UK-based resistance hero and Auschwitz survivor dies, aged 98

Iby Knill, widow of British army officer Bert Knill, described herself as “the woman with no number” as she escaped being tattooed because her captors ran out of ink.

Iby Knill, 98, a wartime member of the Resistance in Hungary and a survivor of Auschwitz who often educated young people on the Holocaust.

Thousands of students and young people all over Britain are mourning the death of Holocaust survivor Iby Knill, 98, a wartime member of the Resistance in Hungary and a survivor of Auschwitz.

Mrs Knill, the widow of British army officer Bert Knill, described herself as “the woman with no number” as she escaped being tattooed at Auschwitz — because her captors had run out of ink.

Based in Leeds, she only began talking about her wartime experiences after her husband’s death. She was awarded the British Empire Medal for her work in Holocaust education, and was described by the Holocaust Educational Trust director Karen Pollock as “formidable”. She was “passionate about sharing her testimony”, Ms Pollock said, “ensuring the next generation learnt about the horrors of the Holocaust”.

Iby Knill was born in 1923 in Czechoslovakia to Jewish parents, though she was baptised as a teenager. Her mother learned that Jewish girls were routinely sent to be prostitutes for German soldiers, and so she was sent across the border to Hungary, where she became involved in the Resistance.

“Her role was to carry messages and codes, but she was caught, tortured and imprisoned for three months. After she was released, Iby was rearrested for being in Hungary illegally and taken to an internment camp and eventually to a refugee camp”.

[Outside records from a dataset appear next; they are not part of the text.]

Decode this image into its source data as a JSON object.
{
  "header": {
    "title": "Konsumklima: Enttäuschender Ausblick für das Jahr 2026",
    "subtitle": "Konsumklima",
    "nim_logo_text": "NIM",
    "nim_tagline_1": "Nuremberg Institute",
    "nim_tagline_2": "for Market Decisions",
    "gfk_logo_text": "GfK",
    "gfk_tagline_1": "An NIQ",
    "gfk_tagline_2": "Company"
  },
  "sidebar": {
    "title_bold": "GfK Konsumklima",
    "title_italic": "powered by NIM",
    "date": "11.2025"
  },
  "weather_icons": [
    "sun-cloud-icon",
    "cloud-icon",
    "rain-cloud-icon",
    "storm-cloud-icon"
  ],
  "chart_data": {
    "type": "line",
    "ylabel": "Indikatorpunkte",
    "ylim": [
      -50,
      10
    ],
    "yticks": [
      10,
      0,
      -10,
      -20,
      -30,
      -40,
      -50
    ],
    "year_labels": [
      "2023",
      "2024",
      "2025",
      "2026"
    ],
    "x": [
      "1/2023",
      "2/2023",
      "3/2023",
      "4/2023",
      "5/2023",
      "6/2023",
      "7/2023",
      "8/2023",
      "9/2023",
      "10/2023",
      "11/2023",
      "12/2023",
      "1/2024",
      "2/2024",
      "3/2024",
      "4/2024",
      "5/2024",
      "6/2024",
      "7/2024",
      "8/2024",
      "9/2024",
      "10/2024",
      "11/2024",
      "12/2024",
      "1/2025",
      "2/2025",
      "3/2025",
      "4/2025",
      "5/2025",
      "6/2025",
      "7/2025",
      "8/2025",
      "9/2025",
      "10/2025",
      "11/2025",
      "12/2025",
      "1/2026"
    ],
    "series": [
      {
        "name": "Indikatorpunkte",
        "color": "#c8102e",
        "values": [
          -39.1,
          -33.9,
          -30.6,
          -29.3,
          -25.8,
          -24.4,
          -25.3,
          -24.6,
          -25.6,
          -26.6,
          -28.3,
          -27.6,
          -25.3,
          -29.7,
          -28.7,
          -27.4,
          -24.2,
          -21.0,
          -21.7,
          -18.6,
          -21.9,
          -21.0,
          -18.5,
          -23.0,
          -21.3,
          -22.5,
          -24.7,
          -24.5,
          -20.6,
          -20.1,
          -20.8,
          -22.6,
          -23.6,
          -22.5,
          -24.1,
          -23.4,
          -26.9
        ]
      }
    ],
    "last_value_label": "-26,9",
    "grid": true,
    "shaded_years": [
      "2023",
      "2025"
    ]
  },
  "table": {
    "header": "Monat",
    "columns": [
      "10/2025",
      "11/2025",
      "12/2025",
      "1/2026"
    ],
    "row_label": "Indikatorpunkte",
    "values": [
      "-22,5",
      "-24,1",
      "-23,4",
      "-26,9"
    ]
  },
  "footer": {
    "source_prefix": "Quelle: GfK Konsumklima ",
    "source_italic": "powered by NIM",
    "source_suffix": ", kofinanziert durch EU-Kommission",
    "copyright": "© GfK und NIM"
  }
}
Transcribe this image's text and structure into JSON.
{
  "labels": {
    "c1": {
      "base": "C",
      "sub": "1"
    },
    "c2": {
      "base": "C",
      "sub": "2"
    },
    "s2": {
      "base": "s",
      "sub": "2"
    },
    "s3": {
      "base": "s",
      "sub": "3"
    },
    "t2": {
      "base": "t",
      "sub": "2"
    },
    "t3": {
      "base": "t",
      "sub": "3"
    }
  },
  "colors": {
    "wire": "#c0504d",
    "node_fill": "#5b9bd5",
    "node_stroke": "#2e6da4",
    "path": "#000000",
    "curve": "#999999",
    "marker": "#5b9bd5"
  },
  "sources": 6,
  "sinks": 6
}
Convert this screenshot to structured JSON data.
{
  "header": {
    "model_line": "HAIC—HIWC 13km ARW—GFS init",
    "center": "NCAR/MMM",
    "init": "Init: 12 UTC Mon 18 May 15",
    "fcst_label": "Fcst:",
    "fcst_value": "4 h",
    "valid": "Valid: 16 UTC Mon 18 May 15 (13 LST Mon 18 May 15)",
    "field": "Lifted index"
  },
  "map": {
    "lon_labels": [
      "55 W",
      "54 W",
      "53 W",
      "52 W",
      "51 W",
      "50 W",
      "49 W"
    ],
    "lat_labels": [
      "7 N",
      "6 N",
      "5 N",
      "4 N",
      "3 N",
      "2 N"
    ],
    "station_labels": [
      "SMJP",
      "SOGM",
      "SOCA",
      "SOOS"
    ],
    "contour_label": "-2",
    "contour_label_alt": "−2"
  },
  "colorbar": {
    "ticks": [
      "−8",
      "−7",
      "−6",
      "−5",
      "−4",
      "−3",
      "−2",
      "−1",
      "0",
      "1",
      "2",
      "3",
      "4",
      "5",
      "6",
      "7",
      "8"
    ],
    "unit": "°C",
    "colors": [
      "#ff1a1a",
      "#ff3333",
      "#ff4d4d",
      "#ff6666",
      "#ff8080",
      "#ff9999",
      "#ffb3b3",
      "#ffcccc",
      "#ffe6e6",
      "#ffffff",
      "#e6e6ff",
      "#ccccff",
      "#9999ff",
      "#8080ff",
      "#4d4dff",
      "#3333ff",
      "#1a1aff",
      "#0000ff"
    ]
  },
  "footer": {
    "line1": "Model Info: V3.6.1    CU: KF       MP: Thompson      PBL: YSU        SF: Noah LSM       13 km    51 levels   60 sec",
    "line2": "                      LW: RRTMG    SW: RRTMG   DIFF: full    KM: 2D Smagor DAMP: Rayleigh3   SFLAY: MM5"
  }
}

In March 1944, the Nazis occupied Hungary and Iby was classed as a political prisoner and deported to Auschwitz-Birkenau. Iby was then transported from Auschwitz to a slave labour camp in Lippstadt. At the end of March the 750 female prisoners in the camp were sent on a death march towards Bergen-Belsen, but were liberated on the way on April 1 1945, by American forces. After a period of recovery in hospital following liberation, Iby became an interpreter for the British military government.

Iby came to England in March 1947 and began studying and rebuilding her family. She achieved a BA in 1973, an MA in 2002 (aged 79), and an Honorary Doctorate from Huddersfield University in 2016.